In my home state of Illinois and many other states, PRV has been eradicated. The program's success has been accelerated the last 18 months by poor hog prices and a government indemnity program buying out many infected herds.

Revisiting PRV Control To keep PRV out of your herd, we need to revisit the disease itself and the ways it can move from hog farm to hog farm.

Many animals such as cattle, sheep, dogs and cats are dead-end hosts. If they become infected, they always die, shortening the time they can spread the disease. Objects like boots, vehicles and clothing also can spread PRV.

We all know of cases where the mechanism of viral spread from one farm to another has not been determined. Some think aerosol transfer happens regularly.

The fact is, pig-to-pig contact is by far the most common means of PRV disease transfer.

Feral (wild) pigs present an added challenge for some states. Chain-link fencing and other special biosecurity techniques may be needed.

Specific ways to keep out PRV include:

1. Know the PRV status of your area and state. If you run a multi-site production system, know the prevalence of the disease at each site in state or out of state. Consult your veterinarian on managing sites for biosecurity, use of vaccine in heavily infected areas and movement from site to site.

2. Remember, if PRV is in your area, dogs, cats and wild scavengers are likely infected, mechanical carriers of the disease.

3. Maintain biosecurity with an off-site isolation area for introducing new breeding stock. We all know this, but some fail to believe it's important. Porcine reproductive and respiratory syndrome (PRRS) has made believers of most of us. Biosecurity is equally important in keeping PRV out of the farm.

Your state may require a blood test of breeding stock for PRV. This involves blood testing all or part of each group of pigs that go through your isolation facility on their way to the main farm. The time frame will be explained by the state's Department of Agriculture or your veterinarian.

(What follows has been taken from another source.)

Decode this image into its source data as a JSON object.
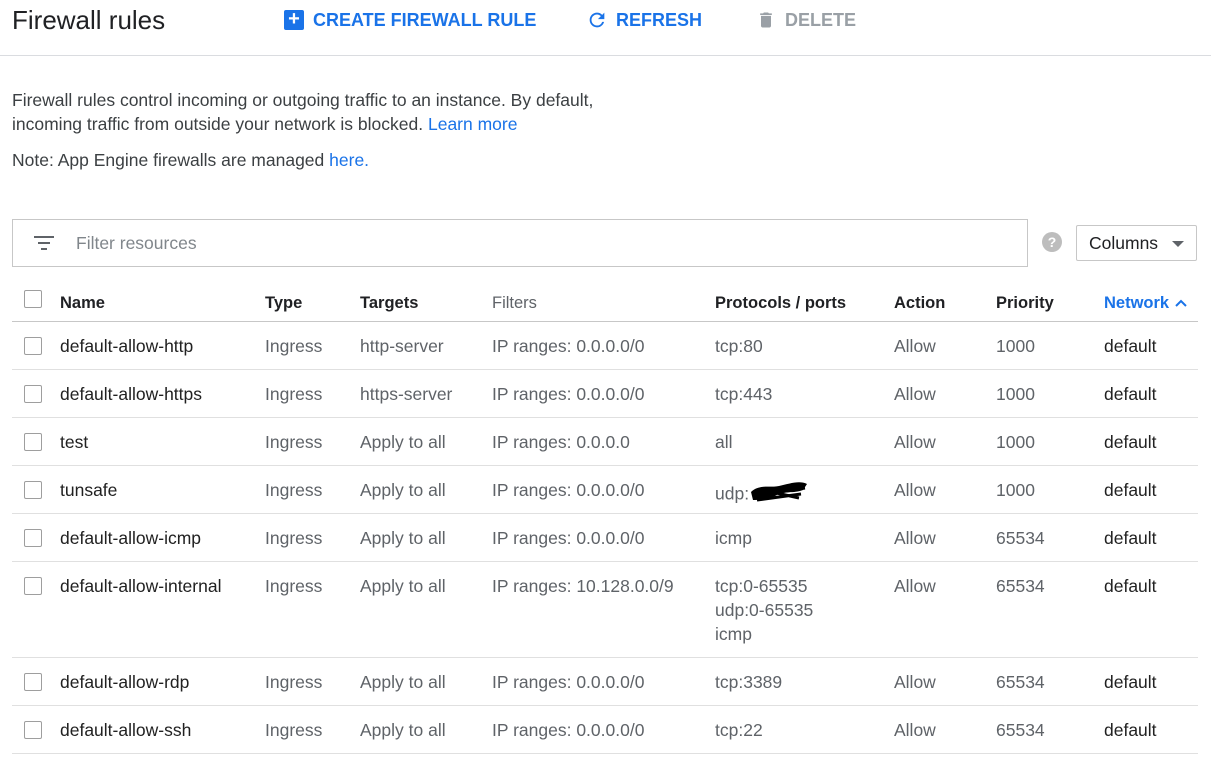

Blood samples drawn for PRV are very useful to test for other diseases potentially in new breeding stock as part of an overall herd health program.

4. Consult your veterinarian for special help with a feral (wild) pig problem.

5. Don't bring show pigs back to the farm. This goes for other infectious diseases, too.

6. Keep in mind the huge trend to ship large groups of pigs interstate to be fed by contract finishers.

In summary, except for endemic (heavily infected) areas, the largest problems now in keeping PRV out of your farm are introduction of infected pigs, feral pigs and the unauthorized movement of untested pigs.

If the control system breaks down, a potential explosion of PRV could happen in a large population of susceptible pigs. Continuous monitoring in one form or another cuts the risk in all of these cases.

Case Study Several years ago, we received a frantic call from a client. He owned a single site, 700-sow, farrow-to-finish operation. A breeding stock company had just told him the boars he received 2-3 weeks earlier may be infected with PRV.

One of the boar production farms had broken with PRV. Boars from this farm and other boar production farms were on this delivery. Several deliveries were made at other farms before they reached our client's farm.

Fortunately, the boars were placed in a separate barn that was on-site, off-site. A change of clothes and a boot wash were standard procedure in and out of the isolation facility. We blood tested all of the new boars and some gilts that were in the building for a breeding trial. All of the blood samples came back positive. All pigs in the barn were marketed. The biosecurity plan was revisited and emphasized.

We tested the sow herd and grow/finish groups for several months without detecting PRV. We were very lucky in this case. The isolation biosecurity plan had done its job.

Thanks to the quick response of the breeding stock company and the faithful implementation of the biosecurity plan by the staff, an economic disaster was avoided.

Conclusion Keeping PRV out of your herd should be part of a good isolation strategy and biosecurity plan that you and your veterinarian tailor to your particular production scheme. The basic rules are the same for all, but many variations and special circumstances require attention by your veterinarian. Use him or her aggressively in building and monitoring a good biosecurity plan for PRV and other diseases.